Canadian FundRaiser eNEWS October 31, 2009
Article 6 of 14
 

SHORT & SMART     -    

Mediocrity - can't keep it, can't fire it

One of the first things Jill Geisler heard from her journalism management mentor was that mediocrity is a curse. You’re too kind to fire it, he told her, and you don’t dare promote it. After thirty years in leadership, Geisler knows that mediocrity is a universal challenge for managers trying to assess and improve the performance of a team. There are always some team members who have to be described as uninspired, formulaic and lacklustre. In other words, they’re average – not awful, but never great.

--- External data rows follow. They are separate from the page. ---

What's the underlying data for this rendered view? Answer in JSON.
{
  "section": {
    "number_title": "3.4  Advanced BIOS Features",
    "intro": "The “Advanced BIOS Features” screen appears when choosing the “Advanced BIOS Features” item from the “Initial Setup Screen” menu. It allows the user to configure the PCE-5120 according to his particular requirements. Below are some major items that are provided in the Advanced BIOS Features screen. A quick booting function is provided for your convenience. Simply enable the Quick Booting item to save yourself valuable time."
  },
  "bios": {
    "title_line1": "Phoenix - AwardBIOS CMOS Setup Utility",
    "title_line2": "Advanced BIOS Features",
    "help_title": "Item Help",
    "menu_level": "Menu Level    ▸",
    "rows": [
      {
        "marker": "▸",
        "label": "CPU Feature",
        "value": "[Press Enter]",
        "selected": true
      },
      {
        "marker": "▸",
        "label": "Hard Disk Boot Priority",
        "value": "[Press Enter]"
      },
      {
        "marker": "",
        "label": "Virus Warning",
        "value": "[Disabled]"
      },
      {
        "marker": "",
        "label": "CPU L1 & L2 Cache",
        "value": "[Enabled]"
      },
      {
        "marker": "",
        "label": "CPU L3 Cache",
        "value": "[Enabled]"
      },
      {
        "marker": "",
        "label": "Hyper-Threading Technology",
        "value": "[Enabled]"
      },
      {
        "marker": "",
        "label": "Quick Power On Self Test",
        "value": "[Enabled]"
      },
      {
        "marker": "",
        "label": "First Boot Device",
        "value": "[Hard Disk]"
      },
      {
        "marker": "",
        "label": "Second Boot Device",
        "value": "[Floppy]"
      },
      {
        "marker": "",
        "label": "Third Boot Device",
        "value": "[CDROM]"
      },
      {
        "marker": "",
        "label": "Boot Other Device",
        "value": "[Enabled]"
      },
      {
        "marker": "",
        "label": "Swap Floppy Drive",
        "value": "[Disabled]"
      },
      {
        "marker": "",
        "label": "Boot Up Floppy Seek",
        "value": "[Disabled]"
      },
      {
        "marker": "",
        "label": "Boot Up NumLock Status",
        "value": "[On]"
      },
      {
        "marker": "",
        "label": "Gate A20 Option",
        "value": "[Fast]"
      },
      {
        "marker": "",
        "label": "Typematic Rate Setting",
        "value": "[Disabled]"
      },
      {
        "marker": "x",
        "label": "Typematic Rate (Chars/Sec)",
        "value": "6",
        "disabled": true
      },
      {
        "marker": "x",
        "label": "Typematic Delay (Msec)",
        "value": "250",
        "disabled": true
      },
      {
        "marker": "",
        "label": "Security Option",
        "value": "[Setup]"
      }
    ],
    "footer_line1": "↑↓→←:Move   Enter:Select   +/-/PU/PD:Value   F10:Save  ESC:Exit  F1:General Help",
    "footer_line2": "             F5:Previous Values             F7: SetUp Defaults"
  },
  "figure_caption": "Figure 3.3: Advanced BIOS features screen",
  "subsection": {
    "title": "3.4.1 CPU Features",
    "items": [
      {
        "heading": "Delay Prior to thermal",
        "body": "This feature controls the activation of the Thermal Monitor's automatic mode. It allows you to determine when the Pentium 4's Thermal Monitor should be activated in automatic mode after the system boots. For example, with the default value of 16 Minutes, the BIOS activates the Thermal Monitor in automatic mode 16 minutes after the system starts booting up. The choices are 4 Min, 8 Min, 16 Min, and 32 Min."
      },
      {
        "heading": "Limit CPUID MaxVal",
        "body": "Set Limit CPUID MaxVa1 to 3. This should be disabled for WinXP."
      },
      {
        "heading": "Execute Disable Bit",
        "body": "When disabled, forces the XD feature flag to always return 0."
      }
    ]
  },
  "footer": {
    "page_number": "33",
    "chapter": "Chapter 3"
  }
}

In better times, average employees weren’t necessarily a major challenge as long as they stayed out of trouble. Their managers could focus on genuine underperformers and daily organizational brush fires. But not in these tough times, Geisler warns. Managers are being asked to justify every position on the team and expect them not only to perform well, but often to add new duties.

Start by looking at yourself

Fighting mediocrity begins with making certain that managers aren’t contributing to it themselves. Here are some questions that will help you discern whether you’ve created or deepened the problem.

  1. Have I been clear with this person about roles and responsibilities?
  2. Have I communicated our standards of quality and how they are measured?
  3. Have I provided regular performance feedback?
  4. Have I avoided tough conversations with this person, and instead settled for workarounds of his or her performance?
  5. Have I provided training to help fill gaps in this person’s skill set?
  6. Have I enlisted the help of managers or peers to help this person improve?
  7. Have I communicated the urgency of the need for better performance?
  8. Have I discussed the potential consequences of continued mediocre performance?
  9. Are there ways this person is contributing that I haven’t taken into account?
  10. Might this person have skills that I haven’t fully identified?

I’ve done all that. What next?

Limited budgets in the nonprofit sector too often mean a lack of training, and even a lack of time for adequate managerial feedback. That creates what Geisler calls workarounds – offloading some of the person’s work to another or crafting schedules and assignments that minimize the impact of a mediocre staffer’s shortcomings. And it won’t be long before employees who are working harder than ever notice that they’re picking up that person’s slack.

In the end, says Geisler, after you’ve answered those questions, you may have to ask yourself a few more. What’s your responsibility for the mediocrity and what can you do about it? If you’ve diligently tried to help the person grow, and it hasn’t worked, ask yourself one more tough question: Knowing what you know now, would you hire this person if he or she applied for a job today? If you can’t say yes, you know it’s time to stop accommodating mediocrity.